DRC is becoming a great cover corner but still can't tackle. A-dub can't cover. Rolle finally came into his own as both a sure tackler and playmaker. Obviously, Bryant McFadden was a bust of a move and will doubtfully be around next year. The sub-package CBs also struggled mightily in coverage, though are fantastic in special teams. You can toss around Pro Bowls if you'd like but that Cards secondary was undoubtedly the weak point of the team and needs improvement (alongside the pass rush which in it of itself will improve the secondary).
Mike Sando: Adrian Wilson is an elite strong safety whose coverage skills have actually improved, even though he still has some bad games in coverage. You don't become one of the few players in NFL history with 20 sacks and 20 picks by being a liability on balance. Eleven players in the NFL had more interceptions than Wilson last season. Only three were safeties. The Cardinals should find a linebacker to run with those tight ends so they can let Wilson do what he does best: affect games at the line of scrimmage.
Deric (Twin Falls, ID): Did you ever notice that pretty much every argument against Carroll's success in the NFL centers around his previous NFL record without ever going into the details of those years (Curtis Martin and Front Office problems?), and comparisons to recent college coaches that have tried and failed to convert, while never noting that only one of those coaches had previous NFL experience (Petrino at two years, while Carroll has 16 years experience). Just say'n.
Mike Sando: Those are valid points that bear mentioning. Thanks for bringing them to the table. Pete Carroll definitely should be better equipped the second time around. He has no excuses. The Seahawks have given him control of the roster. They let him help choose the general manager.
Paul (Albany, OR): Mike, in looking at QB for the Rams (because I want them to take Suh No. 1), where do they look to get "that guy"? Do they try round 2 or do they fill the lines in the middle of the draft and then go QB late, with someone like the Central Michigan kid LeFevour or Canfield from Oregon State. They need so much help, why pay a QB big money right now to hinder the rest of your roster development?

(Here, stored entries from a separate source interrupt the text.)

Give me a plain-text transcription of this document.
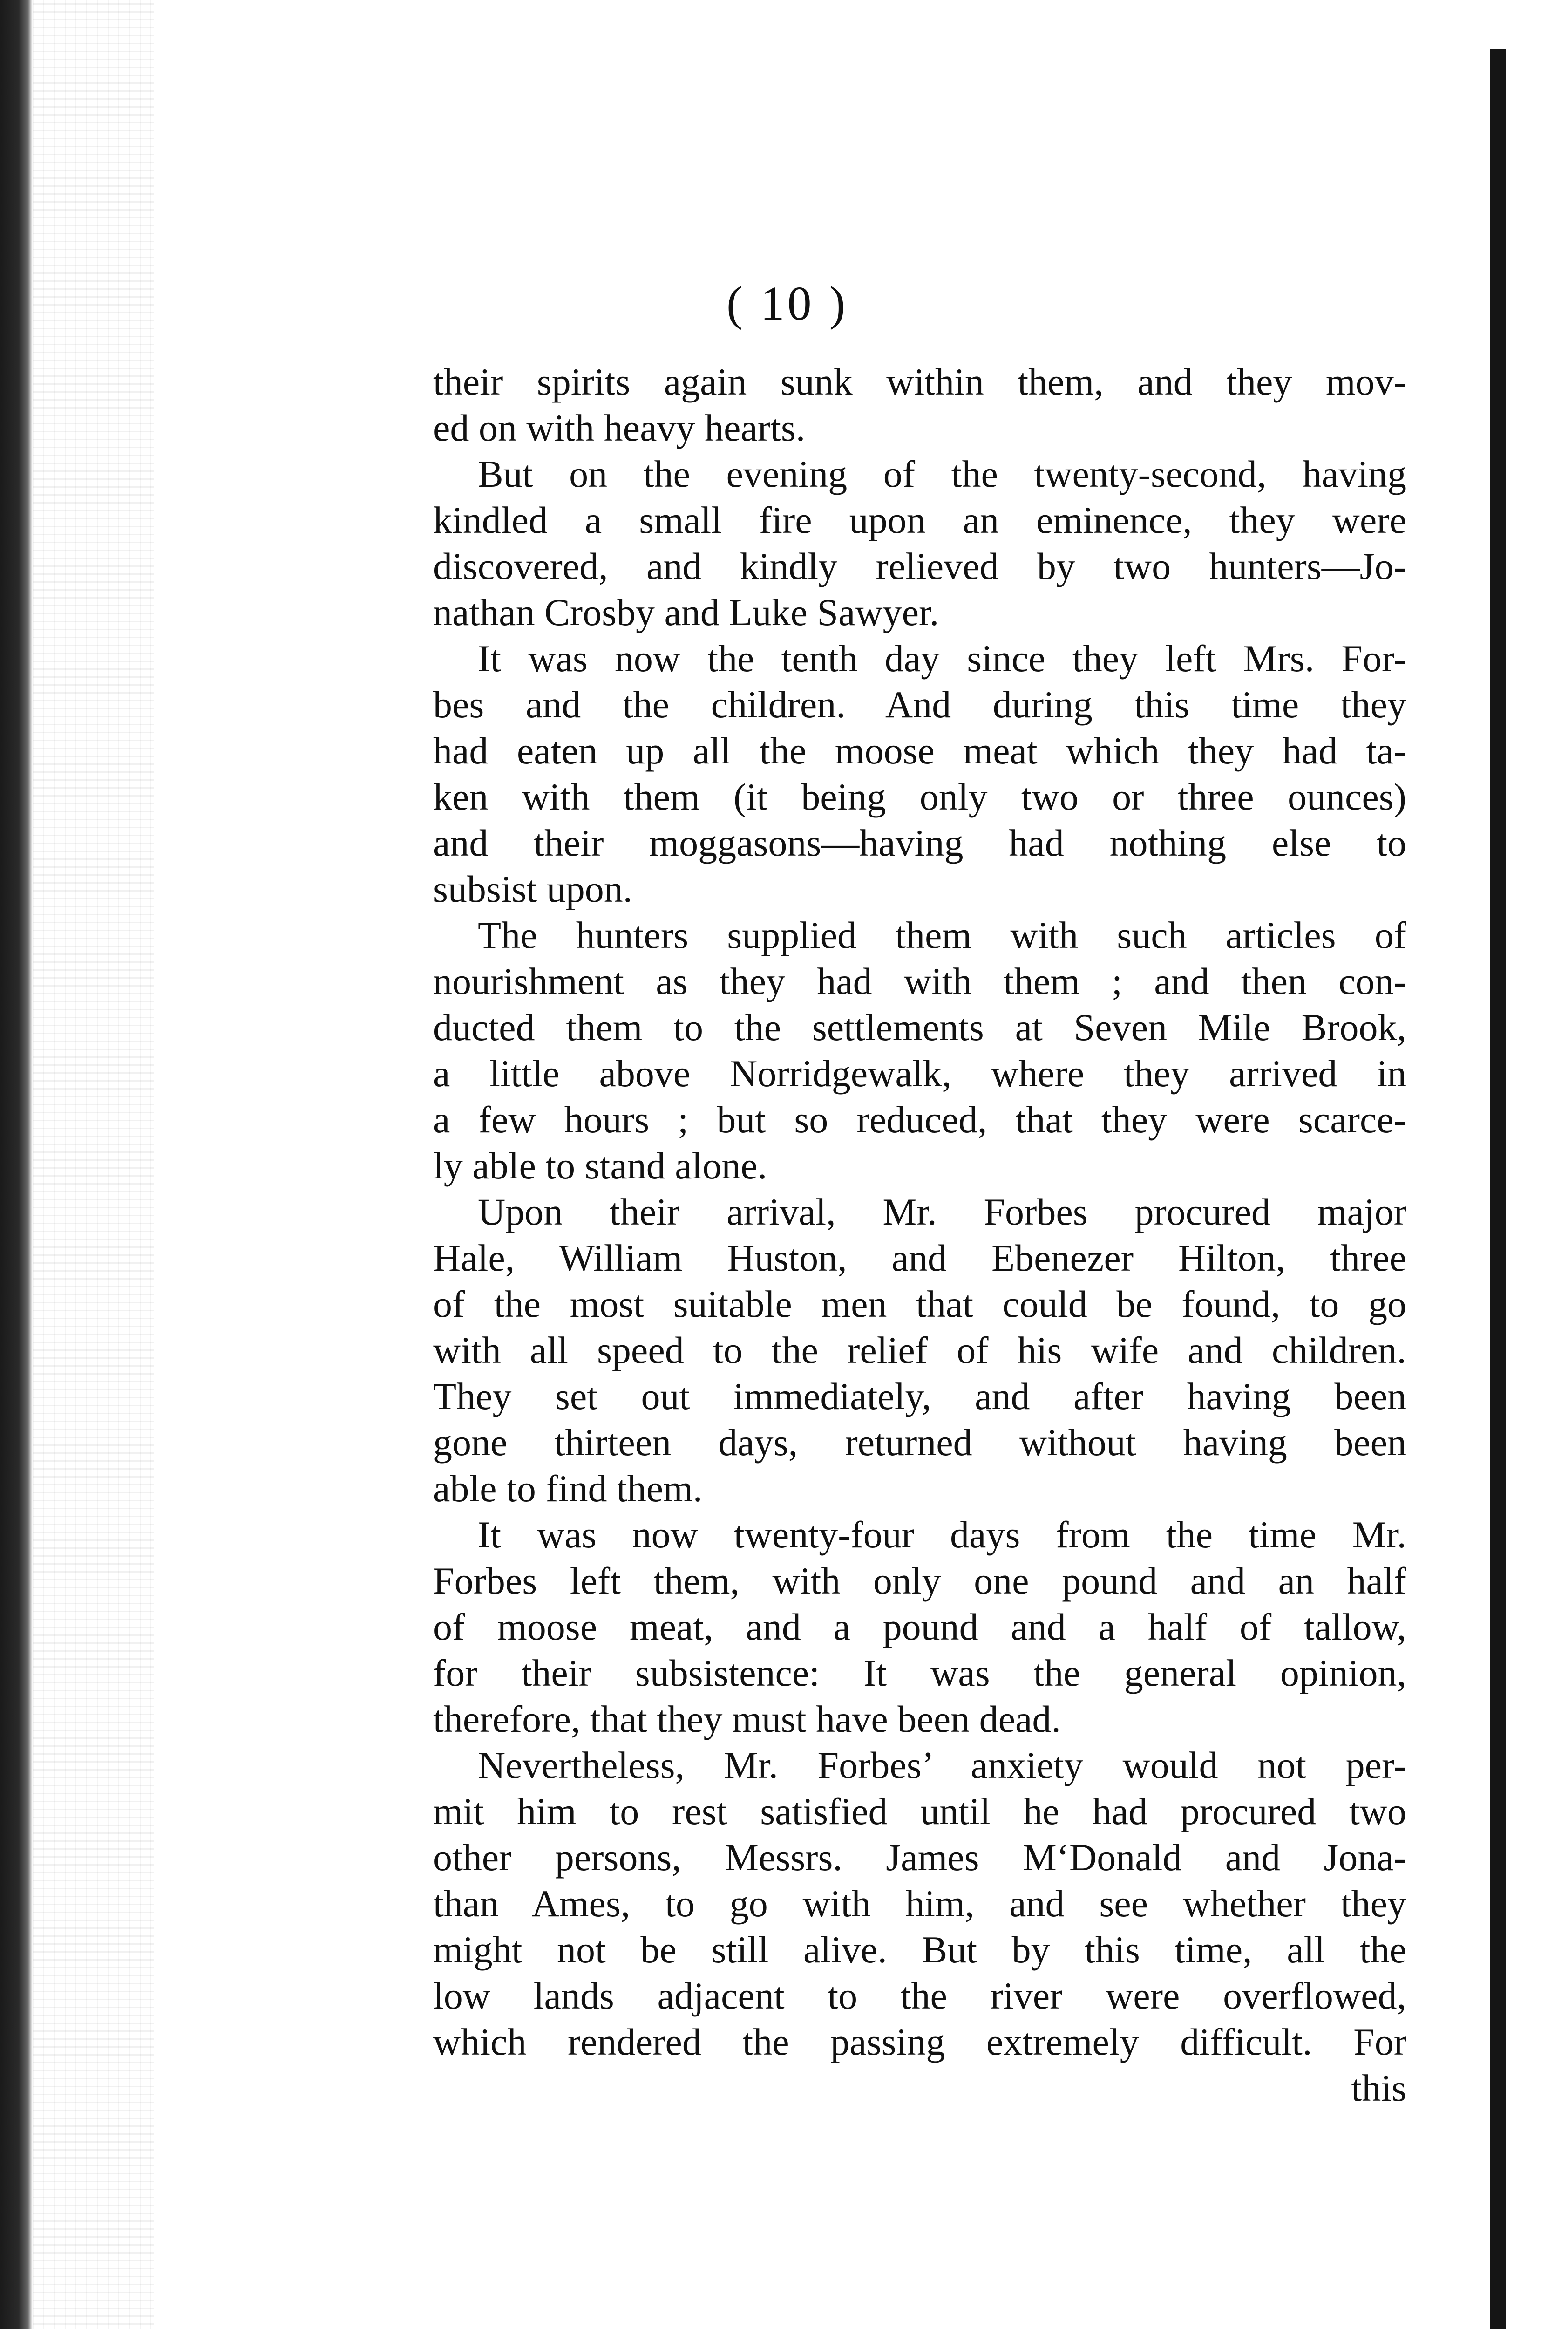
( 10 )
their spirits again sunk within them, and they mov-
ed on with heavy hearts.
But on the evening of the twenty-second, having
kindled a small fire upon an eminence, they were
discovered, and kindly relieved by two hunters—Jo-
nathan Crosby and Luke Sawyer.
It was now the tenth day since they left Mrs. For-
bes and the children. And during this time they
had eaten up all the moose meat which they had ta-
ken with them (it being only two or three ounces)
and their moggasons—having had nothing else to
subsist upon.
The hunters supplied them with such articles of
nourishment as they had with them ; and then con-
ducted them to the settlements at Seven Mile Brook,
a little above Norridgewalk, where they arrived in
a few hours ; but so reduced, that they were scarce-
ly able to stand alone.
Upon their arrival, Mr. Forbes procured major
Hale, William Huston, and Ebenezer Hilton, three
of the most suitable men that could be found, to go
with all speed to the relief of his wife and children.
They set out immediately, and after having been
gone thirteen days, returned without having been
able to find them.
It was now twenty-four days from the time Mr.
Forbes left them, with only one pound and an half
of moose meat, and a pound and a half of tallow,
for their subsistence: It was the general opinion,
therefore, that they must have been dead.
Nevertheless, Mr. Forbes’ anxiety would not per-
mit him to rest satisfied until he had procured two
other persons, Messrs. James M‘Donald and Jona-
than Ames, to go with him, and see whether they
might not be still alive. But by this time, all the
low lands adjacent to the river were overflowed,
which rendered the passing extremely difficult. For
this
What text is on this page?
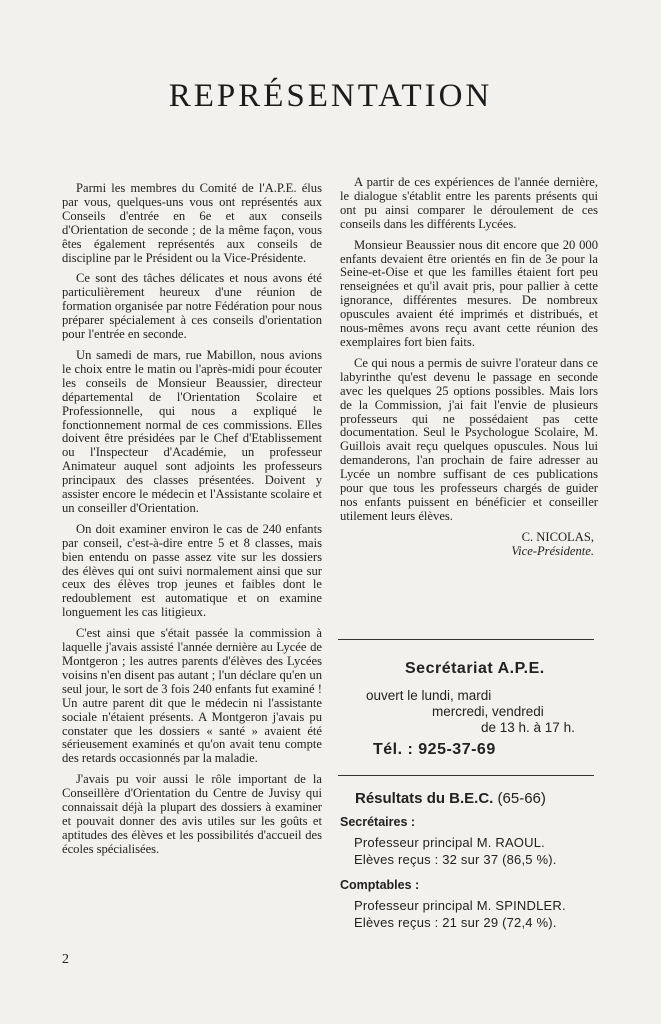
REPRÉSENTATION

Parmi les membres du Comité de l'A.P.E. élus par vous, quelques-uns vous ont représentés aux Conseils d'entrée en 6e et aux conseils d'Orientation de seconde ; de la même façon, vous êtes également représentés aux conseils de discipline par le Président ou la Vice-Présidente.

Ce sont des tâches délicates et nous avons été particulièrement heureux d'une réunion de formation organisée par notre Fédération pour nous préparer spécialement à ces conseils d'orientation pour l'entrée en seconde.

Un samedi de mars, rue Mabillon, nous avions le choix entre le matin ou l'après-midi pour écouter les conseils de Monsieur Beaussier, directeur départemental de l'Orientation Scolaire et Professionnelle, qui nous a expliqué le fonctionnement normal de ces commissions. Elles doivent être présidées par le Chef d'Etablissement ou l'Inspecteur d'Académie, un professeur Animateur auquel sont adjoints les professeurs principaux des classes présentées. Doivent y assister encore le médecin et l'Assistante scolaire et un conseiller d'Orientation.

On doit examiner environ le cas de 240 enfants par conseil, c'est-à-dire entre 5 et 8 classes, mais bien entendu on passe assez vite sur les dossiers des élèves qui ont suivi normalement ainsi que sur ceux des élèves trop jeunes et faibles dont le redoublement est automatique et on examine longuement les cas litigieux.

C'est ainsi que s'était passée la commission à laquelle j'avais assisté l'année dernière au Lycée de Montgeron ; les autres parents d'élèves des Lycées voisins n'en disent pas autant ; l'un déclare qu'en un seul jour, le sort de 3 fois 240 enfants fut examiné ! Un autre parent dit que le médecin ni l'assistante sociale n'étaient présents. A Montgeron j'avais pu constater que les dossiers « santé » avaient été sérieusement examinés et qu'on avait tenu compte des retards occasionnés par la maladie.

J'avais pu voir aussi le rôle important de la Conseillère d'Orientation du Centre de Juvisy qui connaissait déjà la plupart des dossiers à examiner et pouvait donner des avis utiles sur les goûts et aptitudes des élèves et les possibilités d'accueil des écoles spécialisées.

A partir de ces expériences de l'année dernière, le dialogue s'établit entre les parents présents qui ont pu ainsi comparer le déroulement de ces conseils dans les différents Lycées.

Monsieur Beaussier nous dit encore que 20 000 enfants devaient être orientés en fin de 3e pour la Seine-et-Oise et que les familles étaient fort peu renseignées et qu'il avait pris, pour pallier à cette ignorance, différentes mesures. De nombreux opuscules avaient été imprimés et distribués, et nous-mêmes avons reçu avant cette réunion des exemplaires fort bien faits.

Ce qui nous a permis de suivre l'orateur dans ce labyrinthe qu'est devenu le passage en seconde avec les quelques 25 options possibles. Mais lors de la Commission, j'ai fait l'envie de plusieurs professeurs qui ne possédaient pas cette documentation. Seul le Psychologue Scolaire, M. Guillois avait reçu quelques opuscules. Nous lui demanderons, l'an prochain de faire adresser au Lycée un nombre suffisant de ces publications pour que tous les professeurs chargés de guider nos enfants puissent en bénéficier et conseiller utilement leurs élèves.

C. NICOLAS,
Vice-Présidente.
Secrétariat A.P.E.
ouvert le lundi, mardi
mercredi, vendredi
de 13 h. à 17 h.
Tél. : 925-37-69
Résultats du B.E.C. (65-66)
Secrétaires :
Professeur principal M. RAOUL.
Elèves reçus : 32 sur 37 (86,5 %).
Comptables :
Professeur principal M. SPINDLER.
Elèves reçus : 21 sur 29 (72,4 %).
2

Mike Sando: Salaries for quarterbacks drafted high are indeed lucrative, but they are actually less lucrative relative to what established elite quarterbacks earn in the NFL. For example, the Rams drafted Jason Smith second overall last season and had to make him one of the very highest-paid offensive linemen in the NFL. If they drafted a quarterback early, that quarterback would make more than players drafted at other positions, but not enough to rank among the very highest-paid quarterbacks already in the NFL.
Louis (San Diego): Mike Singletary didn't exactly give Alex Smith a ringing endorsement. Do you believe Smith will be the QB next season?
Mike Sando: Alex Smith is the most likely starting candidate by default right now. The 49ers have shown in the past they will not sign a quarterback just to sign one. They passed on Jeff Garcia last offseason because they thought he wasn't going to be better than Shaun Hill at this stage. Unless the 49ers can find a clear upgrade, which could be tough, Smith looks like the starter.